Anupam Chander (born 1967) is an American lawyer. He is currently the Scott K Ginsburg Professor of Law at Georgetown University Law Center and an expert on the global regulation of new technologies.

== Education and career ==
Chander holds a B.A. from Harvard University. He received a J.D. from Yale Law School in 1992. After graduating, he served as a law clerk for Chief Judge Jon O. Newman of the Second Circuit Court of Appeals and Judge William A. Norris of the Ninth Circuit Court of Appeals. He has practiced law with Cleary, Gottlieb, Steen & Hamilton in New York and Hong Kong. Prior to his current position, Chander was a professor of law at the UC Davis School of Law and director of the California International Law Center.

== Publications ==
Chander is the author of numerous law review articles and has written three books: The Electronic Silk Road (2013), Internet Law: Statutory Supplement (2019), and Fred Korematsu: All American Hero (2011) with co-author Madhavi Sunder.
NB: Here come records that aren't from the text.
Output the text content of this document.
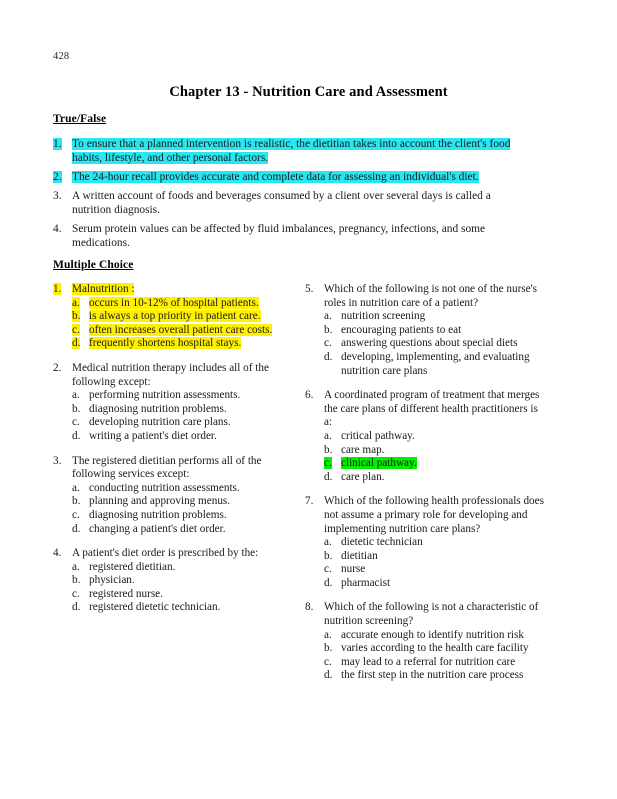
428
Chapter 13 - Nutrition Care and Assessment
True/False
1. To ensure that a planned intervention is realistic, the dietitian takes into account the client's food habits, lifestyle, and other personal factors.
2. The 24-hour recall provides accurate and complete data for assessing an individual's diet.
3. A written account of foods and beverages consumed by a client over several days is called a nutrition diagnosis.
4. Serum protein values can be affected by fluid imbalances, pregnancy, infections, and some medications.
Multiple Choice
1. Malnutrition :
a. occurs in 10-12% of hospital patients.
b. is always a top priority in patient care.
c. often increases overall patient care costs.
d. frequently shortens hospital stays.
2. Medical nutrition therapy includes all of the following except:
a. performing nutrition assessments.
b. diagnosing nutrition problems.
c. developing nutrition care plans.
d. writing a patient's diet order.
3. The registered dietitian performs all of the following services except:
a. conducting nutrition assessments.
b. planning and approving menus.
c. diagnosing nutrition problems.
d. changing a patient's diet order.
4. A patient's diet order is prescribed by the:
a. registered dietitian.
b. physician.
c. registered nurse.
d. registered dietetic technician.
5. Which of the following is not one of the nurse's roles in nutrition care of a patient?
a. nutrition screening
b. encouraging patients to eat
c. answering questions about special diets
d. developing, implementing, and evaluating nutrition care plans
6. A coordinated program of treatment that merges the care plans of different health practitioners is a:
a. critical pathway.
b. care map.
c. clinical pathway.
d. care plan.
7. Which of the following health professionals does not assume a primary role for developing and implementing nutrition care plans?
a. dietetic technician
b. dietitian
c. nurse
d. pharmacist
8. Which of the following is not a characteristic of nutrition screening?
a. accurate enough to identify nutrition risk
b. varies according to the health care facility
c. may lead to a referral for nutrition care
d. the first step in the nutrition care process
He also edited Securing Privacy in the Internet Age (2008) with co-editors Lauren Gelman and Margaret Jane Radin.

The Electronic Silk Road has been reviewed by several academics and is regarded as a balanced and important contribution to discussion on internet law, international trade and globalization studies.

Chander's work has appeared in the Yale Law Journal, the California Law Review, and the American Journal of International Law.

== Public scholarship ==
In 2020, Chander was quoted in articles by Business Insider, CNN and Forbes regarding proposals by the Trump Administration to ban TikTok from the United States over national security and data privacy concerns. Chander wrote an opinion piece for the Washington Post on this issue and also appeared as a guest on NPR's Planet Money podcast.

== Grants and awards ==
In 2014, Chander received a Google Faculty Research Award for his research in policy and standards. In the same year, Chander and other University of California scholars received a grant of $175,000 from the Andrew W. Mellon Foundation to lead a Sawyer Seminar titled "Surveillance Democracies?" at UC Davis.